I'm not sure what motivated me to start working on this lamp,  but I realized early on that the cast would be too deep and too complicated to build in one piece, so this became one of my earliest designs, cast in multiple parts and assembled together.  It consists of a series of cubes stacked upon each other.  Each steps in 2".  The base is 8" square, and rises to a column 2" square at the top.

Each block also has an inset in the top of it to allow the block above it to rest.  This inset is along its edge.  This was done to allow for variations in the size of the casting so that if one of the blocks was a little too big it would simple overhang the block below it.  The 8" base, 6" cube, and 4" cube are individual casts with holes cast through them to allow for the wiring.  The final stack of three 2" cubes were done as a single cast, and had a threaded rod cast into them.  This rod extended through the lower portions of the base to a piece of wood and a nut that locked the entire assembly together.  The shade was an off-the-shelf shade that I never liked.

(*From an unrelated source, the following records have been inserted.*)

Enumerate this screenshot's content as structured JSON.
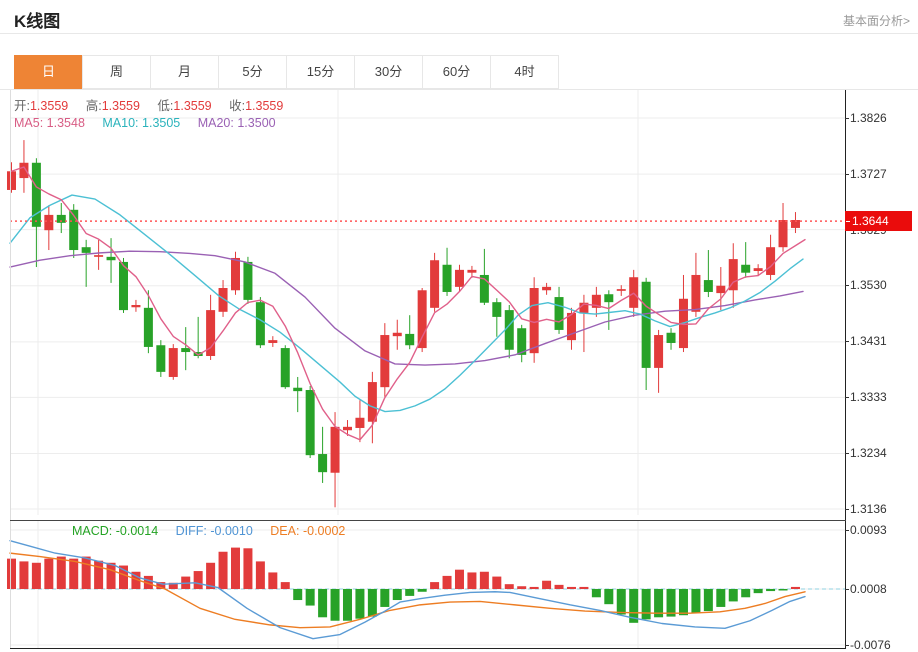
{
  "header": {
    "title": "K线图",
    "analysis_link": "基本面分析>"
  },
  "tabs": [
    {
      "label": "日",
      "active": true
    },
    {
      "label": "周",
      "active": false
    },
    {
      "label": "月",
      "active": false
    },
    {
      "label": "5分",
      "active": false
    },
    {
      "label": "15分",
      "active": false
    },
    {
      "label": "30分",
      "active": false
    },
    {
      "label": "60分",
      "active": false
    },
    {
      "label": "4时",
      "active": false
    }
  ],
  "legend": {
    "ohlc": [
      {
        "label": "开:",
        "value": "1.3559"
      },
      {
        "label": "高:",
        "value": "1.3559"
      },
      {
        "label": "低:",
        "value": "1.3559"
      },
      {
        "label": "收:",
        "value": "1.3559"
      }
    ],
    "ohlc_value_color": "#e23b3b",
    "ma": [
      {
        "label": "MA5:",
        "value": "1.3548",
        "color": "#d85c84"
      },
      {
        "label": "MA10:",
        "value": "1.3505",
        "color": "#2bb3bc"
      },
      {
        "label": "MA20:",
        "value": "1.3500",
        "color": "#9a61b4"
      }
    ]
  },
  "macd_legend": [
    {
      "label": "MACD:",
      "value": "-0.0014",
      "color": "#23a223"
    },
    {
      "label": "DIFF:",
      "value": "-0.0010",
      "color": "#4f94d4"
    },
    {
      "label": "DEA:",
      "value": "-0.0002",
      "color": "#ed7d23"
    }
  ],
  "price_axis": {
    "ticks": [
      "1.3826",
      "1.3727",
      "1.3629",
      "1.3530",
      "1.3431",
      "1.3333",
      "1.3234",
      "1.3136"
    ],
    "current": "1.3644"
  },
  "macd_axis": {
    "ticks": [
      "0.0093",
      "0.0008",
      "-0.0076"
    ]
  },
  "chart_data": {
    "type": "candlestick-with-macd",
    "title": "K线图 (daily)",
    "price_ticks": [
      1.3826,
      1.3727,
      1.3629,
      1.353,
      1.3431,
      1.3333,
      1.3234,
      1.3136
    ],
    "current_price": 1.3644,
    "legend_entries": [
      "MA5",
      "MA10",
      "MA20",
      "MACD",
      "DIFF",
      "DEA"
    ],
    "grid": true,
    "candles_ohlc_note": "each candle = [open, high, low, close]; red=close>=open, green=close<open",
    "candles": [
      [
        1.3699,
        1.3748,
        1.3694,
        1.3732
      ],
      [
        1.372,
        1.3787,
        1.3694,
        1.3747
      ],
      [
        1.3747,
        1.3755,
        1.3563,
        1.3634
      ],
      [
        1.3628,
        1.3672,
        1.3593,
        1.3655
      ],
      [
        1.3655,
        1.3676,
        1.3623,
        1.3641
      ],
      [
        1.3664,
        1.3674,
        1.3579,
        1.3593
      ],
      [
        1.3598,
        1.3611,
        1.3528,
        1.3588
      ],
      [
        1.3581,
        1.3611,
        1.3558,
        1.3584
      ],
      [
        1.3581,
        1.3614,
        1.3535,
        1.3575
      ],
      [
        1.3572,
        1.3579,
        1.3482,
        1.3487
      ],
      [
        1.3492,
        1.3505,
        1.3484,
        1.3496
      ],
      [
        1.3491,
        1.3522,
        1.3411,
        1.3422
      ],
      [
        1.3425,
        1.3434,
        1.3369,
        1.3378
      ],
      [
        1.3369,
        1.3427,
        1.3364,
        1.342
      ],
      [
        1.342,
        1.3457,
        1.3381,
        1.3413
      ],
      [
        1.3413,
        1.3475,
        1.3402,
        1.3406
      ],
      [
        1.3406,
        1.3514,
        1.3399,
        1.3487
      ],
      [
        1.3484,
        1.354,
        1.3475,
        1.3526
      ],
      [
        1.3522,
        1.359,
        1.3514,
        1.3579
      ],
      [
        1.3572,
        1.3581,
        1.3498,
        1.3505
      ],
      [
        1.3501,
        1.351,
        1.342,
        1.3425
      ],
      [
        1.3429,
        1.3441,
        1.3422,
        1.3434
      ],
      [
        1.342,
        1.3425,
        1.3348,
        1.3351
      ],
      [
        1.335,
        1.3369,
        1.3307,
        1.3344
      ],
      [
        1.3346,
        1.3353,
        1.3226,
        1.3231
      ],
      [
        1.3233,
        1.3281,
        1.3182,
        1.3201
      ],
      [
        1.32,
        1.3307,
        1.3139,
        1.3281
      ],
      [
        1.3275,
        1.3293,
        1.3265,
        1.3281
      ],
      [
        1.3279,
        1.3328,
        1.3254,
        1.3297
      ],
      [
        1.329,
        1.3378,
        1.3252,
        1.336
      ],
      [
        1.3351,
        1.3464,
        1.3334,
        1.3443
      ],
      [
        1.3441,
        1.347,
        1.3417,
        1.3447
      ],
      [
        1.3445,
        1.3478,
        1.3418,
        1.3425
      ],
      [
        1.342,
        1.3526,
        1.3413,
        1.3522
      ],
      [
        1.3491,
        1.3588,
        1.3484,
        1.3575
      ],
      [
        1.3567,
        1.3597,
        1.3512,
        1.3519
      ],
      [
        1.3528,
        1.3567,
        1.3519,
        1.3558
      ],
      [
        1.3553,
        1.3565,
        1.3544,
        1.3558
      ],
      [
        1.3549,
        1.3595,
        1.3496,
        1.35
      ],
      [
        1.3501,
        1.3508,
        1.344,
        1.3475
      ],
      [
        1.3487,
        1.3496,
        1.3402,
        1.3417
      ],
      [
        1.3455,
        1.3461,
        1.3395,
        1.3408
      ],
      [
        1.3411,
        1.3545,
        1.3394,
        1.3526
      ],
      [
        1.3522,
        1.3535,
        1.3514,
        1.3528
      ],
      [
        1.351,
        1.3528,
        1.3445,
        1.3452
      ],
      [
        1.3434,
        1.3491,
        1.3417,
        1.3482
      ],
      [
        1.3482,
        1.3514,
        1.3413,
        1.35
      ],
      [
        1.3491,
        1.3528,
        1.3475,
        1.3514
      ],
      [
        1.3515,
        1.3522,
        1.3452,
        1.3501
      ],
      [
        1.3521,
        1.3531,
        1.3512,
        1.3524
      ],
      [
        1.3491,
        1.3558,
        1.3475,
        1.3545
      ],
      [
        1.3537,
        1.3544,
        1.3346,
        1.3385
      ],
      [
        1.3385,
        1.3452,
        1.3341,
        1.3443
      ],
      [
        1.3447,
        1.3455,
        1.3417,
        1.3429
      ],
      [
        1.342,
        1.3549,
        1.3413,
        1.3507
      ],
      [
        1.3484,
        1.3588,
        1.3475,
        1.3549
      ],
      [
        1.354,
        1.3593,
        1.351,
        1.3519
      ],
      [
        1.3517,
        1.3563,
        1.3487,
        1.353
      ],
      [
        1.3522,
        1.3605,
        1.3491,
        1.3577
      ],
      [
        1.3567,
        1.3607,
        1.3544,
        1.3553
      ],
      [
        1.3556,
        1.3568,
        1.3547,
        1.3561
      ],
      [
        1.3549,
        1.362,
        1.354,
        1.3598
      ],
      [
        1.3598,
        1.3676,
        1.359,
        1.3646
      ],
      [
        1.3632,
        1.366,
        1.3623,
        1.3646
      ]
    ],
    "ma10_points": [
      [
        10,
        1.3605
      ],
      [
        30,
        1.365
      ],
      [
        50,
        1.3672
      ],
      [
        72,
        1.369
      ],
      [
        95,
        1.3683
      ],
      [
        120,
        1.3655
      ],
      [
        145,
        1.362
      ],
      [
        170,
        1.3585
      ],
      [
        195,
        1.3548
      ],
      [
        219,
        1.3512
      ],
      [
        240,
        1.3488
      ],
      [
        260,
        1.347
      ],
      [
        280,
        1.3448
      ],
      [
        300,
        1.342
      ],
      [
        320,
        1.339
      ],
      [
        340,
        1.336
      ],
      [
        355,
        1.3335
      ],
      [
        370,
        1.3318
      ],
      [
        385,
        1.3308
      ],
      [
        400,
        1.331
      ],
      [
        415,
        1.3318
      ],
      [
        430,
        1.333
      ],
      [
        445,
        1.3348
      ],
      [
        460,
        1.3372
      ],
      [
        475,
        1.3398
      ],
      [
        490,
        1.3425
      ],
      [
        505,
        1.3452
      ],
      [
        518,
        1.3478
      ],
      [
        532,
        1.3495
      ],
      [
        548,
        1.35
      ],
      [
        565,
        1.3492
      ],
      [
        580,
        1.3482
      ],
      [
        595,
        1.348
      ],
      [
        610,
        1.3483
      ],
      [
        625,
        1.3486
      ],
      [
        640,
        1.348
      ],
      [
        655,
        1.3468
      ],
      [
        670,
        1.3458
      ],
      [
        685,
        1.3465
      ],
      [
        700,
        1.3474
      ],
      [
        715,
        1.3482
      ],
      [
        730,
        1.3491
      ],
      [
        745,
        1.3503
      ],
      [
        760,
        1.3518
      ],
      [
        775,
        1.3538
      ],
      [
        790,
        1.356
      ],
      [
        803,
        1.3577
      ]
    ],
    "ma20_points": [
      [
        10,
        1.3563
      ],
      [
        40,
        1.3575
      ],
      [
        70,
        1.3583
      ],
      [
        100,
        1.3588
      ],
      [
        130,
        1.3591
      ],
      [
        160,
        1.359
      ],
      [
        190,
        1.3587
      ],
      [
        215,
        1.3583
      ],
      [
        245,
        1.3572
      ],
      [
        275,
        1.3552
      ],
      [
        305,
        1.351
      ],
      [
        335,
        1.3455
      ],
      [
        365,
        1.3415
      ],
      [
        395,
        1.3392
      ],
      [
        425,
        1.339
      ],
      [
        455,
        1.3392
      ],
      [
        485,
        1.3398
      ],
      [
        515,
        1.3408
      ],
      [
        545,
        1.3428
      ],
      [
        575,
        1.3447
      ],
      [
        605,
        1.3466
      ],
      [
        635,
        1.3478
      ],
      [
        665,
        1.3485
      ],
      [
        695,
        1.3488
      ],
      [
        725,
        1.3495
      ],
      [
        755,
        1.3505
      ],
      [
        780,
        1.3512
      ],
      [
        803,
        1.352
      ]
    ],
    "macd": {
      "histogram": [
        0.0044,
        0.004,
        0.0038,
        0.0044,
        0.0047,
        0.0044,
        0.0047,
        0.0041,
        0.0038,
        0.0034,
        0.0025,
        0.0019,
        0.001,
        0.0009,
        0.0018,
        0.0026,
        0.0038,
        0.0054,
        0.006,
        0.0059,
        0.004,
        0.0024,
        0.001,
        -0.0016,
        -0.0024,
        -0.0041,
        -0.0046,
        -0.0046,
        -0.0043,
        -0.004,
        -0.0026,
        -0.0016,
        -0.001,
        -0.0004,
        0.001,
        0.0019,
        0.0028,
        0.0024,
        0.0025,
        0.0018,
        0.0007,
        0.0004,
        0.0003,
        0.0012,
        0.0006,
        0.0003,
        0.0003,
        -0.0012,
        -0.0022,
        -0.0037,
        -0.0049,
        -0.0044,
        -0.0041,
        -0.004,
        -0.0038,
        -0.0035,
        -0.0032,
        -0.0026,
        -0.0018,
        -0.0012,
        -0.0006,
        -0.0003,
        -0.0002,
        0.0003
      ],
      "diff_points": [
        [
          10,
          0.007
        ],
        [
          30,
          0.0062
        ],
        [
          55,
          0.0052
        ],
        [
          85,
          0.0045
        ],
        [
          115,
          0.0034
        ],
        [
          140,
          0.0016
        ],
        [
          163,
          0.0007
        ],
        [
          195,
          0.0009
        ],
        [
          218,
          0.0002
        ],
        [
          247,
          -0.0028
        ],
        [
          280,
          -0.0056
        ],
        [
          313,
          -0.0072
        ],
        [
          340,
          -0.0066
        ],
        [
          365,
          -0.0048
        ],
        [
          385,
          -0.0032
        ],
        [
          400,
          -0.0019
        ],
        [
          420,
          -0.0014
        ],
        [
          445,
          -0.0009
        ],
        [
          470,
          -0.0005
        ],
        [
          495,
          -0.0004
        ],
        [
          510,
          -0.0005
        ],
        [
          540,
          -0.0014
        ],
        [
          570,
          -0.0023
        ],
        [
          600,
          -0.0031
        ],
        [
          630,
          -0.0041
        ],
        [
          662,
          -0.005
        ],
        [
          695,
          -0.0055
        ],
        [
          725,
          -0.0057
        ],
        [
          750,
          -0.0046
        ],
        [
          772,
          -0.0031
        ],
        [
          790,
          -0.0018
        ],
        [
          805,
          -0.0011
        ]
      ],
      "dea_points": [
        [
          10,
          0.0052
        ],
        [
          40,
          0.0047
        ],
        [
          75,
          0.004
        ],
        [
          110,
          0.0028
        ],
        [
          140,
          0.0012
        ],
        [
          165,
          0.0
        ],
        [
          200,
          -0.0028
        ],
        [
          235,
          -0.0044
        ],
        [
          270,
          -0.0052
        ],
        [
          300,
          -0.0056
        ],
        [
          330,
          -0.0055
        ],
        [
          360,
          -0.0044
        ],
        [
          390,
          -0.0031
        ],
        [
          420,
          -0.0023
        ],
        [
          450,
          -0.0019
        ],
        [
          480,
          -0.0018
        ],
        [
          515,
          -0.0023
        ],
        [
          550,
          -0.0028
        ],
        [
          585,
          -0.0032
        ],
        [
          620,
          -0.0034
        ],
        [
          655,
          -0.0035
        ],
        [
          690,
          -0.0035
        ],
        [
          720,
          -0.0033
        ],
        [
          745,
          -0.0028
        ],
        [
          765,
          -0.0021
        ],
        [
          785,
          -0.0011
        ],
        [
          805,
          -0.0004
        ]
      ],
      "ticks": [
        0.0093,
        0.0008,
        -0.0076
      ]
    },
    "colors": {
      "up": "#e23b3b",
      "down": "#28a228",
      "ma5": "#e0608a",
      "ma10": "#4cc0d4",
      "ma20": "#9a61b4",
      "diff": "#5b9bd5",
      "dea": "#ed7d23",
      "price_line": "#ff5555",
      "badge": "#ea0c0c",
      "grid": "#ededed",
      "zero_dash": "#8fd0e0"
    }
  }
}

A few months later I had a shade specifically made for it.  Although the lamp base almost demands a cubical shade, I decided to just go with a square pyramidal one instead.  I kept it on a low table, and if I'd gone with the cubical shade, the bare bulb would have been visible through the top of the shade.  In addition, I cast a small finial of three small 1" cubes, which gave the lamp the appearance of a stack of cubes riding uninterrupted through the shade.

Concrete Vases

The mold for this vase was filled with concrete of alternating color.

While I was still in school I developed a fascination with concrete.  I liked the permanance of it, the fact that actual buildings were made of it, and using simple paper molds I could make fairly complex forms of it.  The earliest of these were concrete vases, the first of which was large, 18" tall and 6" square.  I didn't vibrate the form so the mix didn't fill the space completely.  The result was interesting but not what I was going for.  Subsequent vases were smaller, 8" tall and 3" square.  I produced a few dozen of these, but gave most to family and friends who admired them before I could photograph them.

The vase in the second picture is a variation on the themes of the first one, and marks the first time in my cocnrete work that not all of the edges were canted to allow for easy formwork removal.  In virtually all of my later work, no edges were canted.  On small scale concrete casts like these, and with paper or flexible rubber molds, it is completely unnecessary.